Here’s an update on the growth of Freebase, since our last data blog in early March. In addition to overall 11% growth in topics, we’ve also added lots of images, property and type assertions from Wikipedia, and topics in certain vertical areas.
Comparing some of the larger Freebase types to where we were in early March, we see 12% growth in people, driven partially by Toby’s addition of 60,000 directors and high-level employees of public companies:
| Type | Change | 5/22/08 | 3/2/08 |
|---|---|---|---|
| Topic | 11.2% | 3,624,075 | 3,260,134 |
| Person | 12.2% | 757,905 | 675,675 |
| Location | 7.8% | 469,091 | 434,977 |
| Musical Artist |
4.8% | 365,761 | 349,002 |
| Company | 6.6% | 49,714 | 46,621 |
| Film | 0.9% | 38,362 | 38,038 |
| Book | 2.3% | 21,965 | 21,467 |
In the March data blog, we graphically depicted changes in type assertions in Freebase. Here’s a similar picture that shows growth since then.
Recall that the size of a rectangle in the picture below is proportional to the number of topics for that type in Freebase. Greenish colors indicate growth, and reddish colors show decline, where the brightness indicates degree. So, bright green means fast growth, dull green is slow growth, and black is no growth.

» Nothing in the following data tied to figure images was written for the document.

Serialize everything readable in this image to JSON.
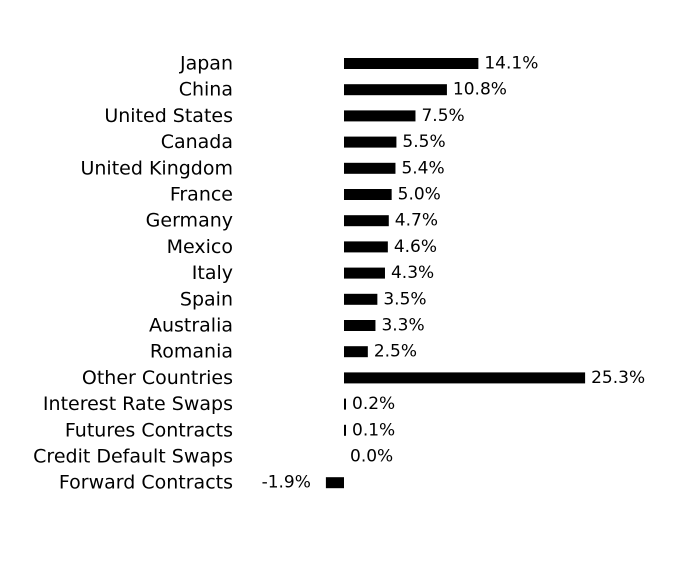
{
  "chart_data": {
    "type": "bar",
    "orientation": "horizontal",
    "categories": [
      "Japan",
      "China",
      "United States",
      "Canada",
      "United Kingdom",
      "France",
      "Germany",
      "Mexico",
      "Italy",
      "Spain",
      "Australia",
      "Romania",
      "Other Countries",
      "Interest Rate Swaps",
      "Futures Contracts",
      "Credit Default Swaps",
      "Forward Contracts"
    ],
    "values": [
      14.1,
      10.8,
      7.5,
      5.5,
      5.4,
      5.0,
      4.7,
      4.6,
      4.3,
      3.5,
      3.3,
      2.5,
      25.3,
      0.2,
      0.1,
      0.0,
      -1.9
    ],
    "value_labels": [
      "14.1%",
      "10.8%",
      "7.5%",
      "5.5%",
      "5.4%",
      "5.0%",
      "4.7%",
      "4.6%",
      "4.3%",
      "3.5%",
      "3.3%",
      "2.5%",
      "25.3%",
      "0.2%",
      "0.1%",
      "0.0%",
      "-1.9%"
    ],
    "bar_color": "#000000",
    "grid": false,
    "legend": "none"
  }
}
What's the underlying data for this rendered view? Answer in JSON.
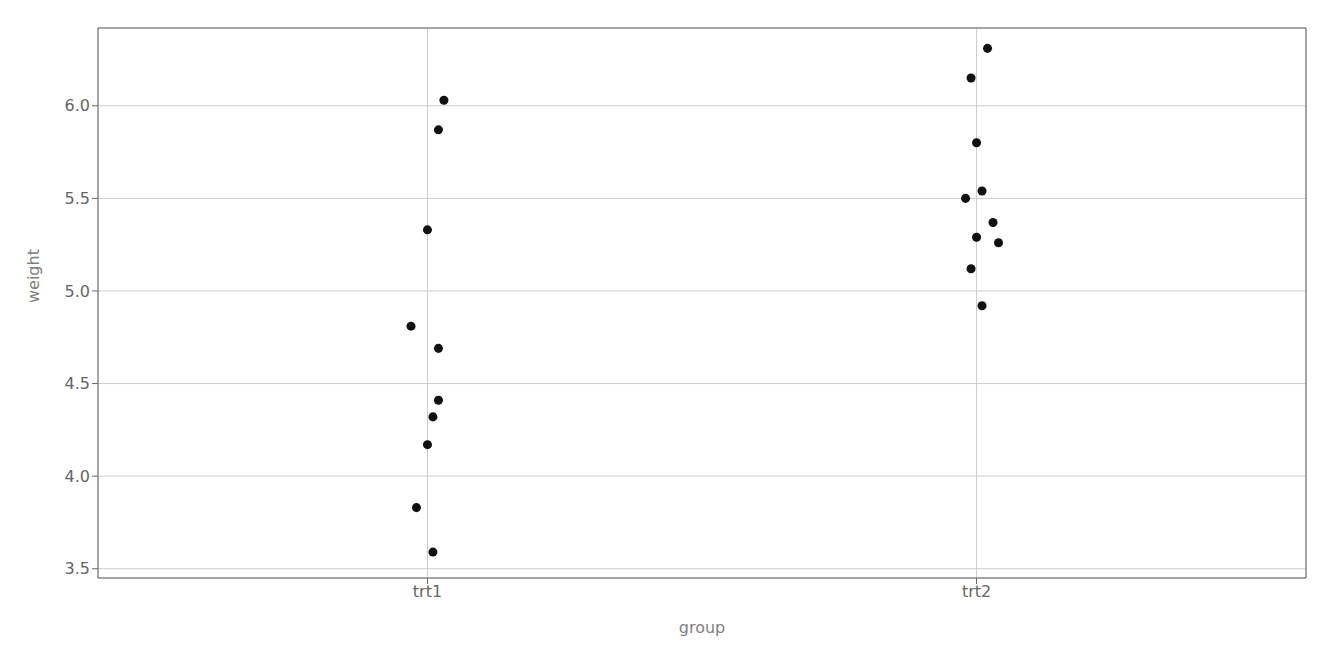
{
  "chart_data": {
    "type": "scatter",
    "xlabel": "group",
    "ylabel": "weight",
    "xlim": [
      0.4,
      2.6
    ],
    "ylim": [
      3.45,
      6.42
    ],
    "xticks": [
      {
        "value": 1,
        "label": "trt1"
      },
      {
        "value": 2,
        "label": "trt2"
      }
    ],
    "yticks": [
      3.5,
      {
        "value": 4.0,
        "label": "4.0"
      },
      4.5,
      {
        "value": 5.0,
        "label": "5.0"
      },
      5.5,
      {
        "value": 6.0,
        "label": "6.0"
      }
    ],
    "grid": true,
    "series": [
      {
        "x": [
          0.97,
          1.0,
          1.02,
          1.01,
          1.02,
          0.98,
          1.03,
          1.01,
          1.02,
          1.0
        ],
        "values": [
          4.81,
          4.17,
          4.41,
          3.59,
          5.87,
          3.83,
          6.03,
          4.32,
          4.69,
          5.33
        ],
        "color": "#111111"
      },
      {
        "x": [
          2.02,
          1.99,
          2.01,
          1.98,
          2.03,
          2.0,
          2.01,
          1.99,
          2.0,
          2.04
        ],
        "values": [
          6.31,
          5.12,
          5.54,
          5.5,
          5.37,
          5.29,
          4.92,
          6.15,
          5.8,
          5.26
        ],
        "color": "#111111"
      }
    ]
  }
}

Some of the green growth in the picture above occurs from additional type assertions on existing topics (e.g, schools) , and some from type assertions on new topics. About 40%, or 147,772 of the new 363K topics have come from Wikipedia. To these new Wikipedia-derived topics, and existing ones, we’ve made 242,073 new property assertions and 145,171 type assertions. Two of the bright green areas are also related to data mobs in April, about schools and public libraries.
The brownish-red for the large rectangle of albums occurs because we did a refactoring of multi-disc albums, collapsing about 10K multi-disc albums into single albums.
You might have noticed more images in Freebase: we recently added 296,421 new images from Wikipedia and connected them to their associated topics.
Other areas that we’ve been working on include:
- California wines: 574 California Cabernet Sauvignon and Pinot Noir Wines and 216 Wine Producers.
- Automobiles: 1,911 Automotive Model Years added
- Public transit: 2,591 new Transit Stops and 311 Transit Lines
- Celebrities: 3,800 heights of people, mostly celebrities
- Consumer products: 759 Digital Cameras
That’s all for now. We’re working on a bunch of data sets, including books and more schools, which we’ll blog about soon.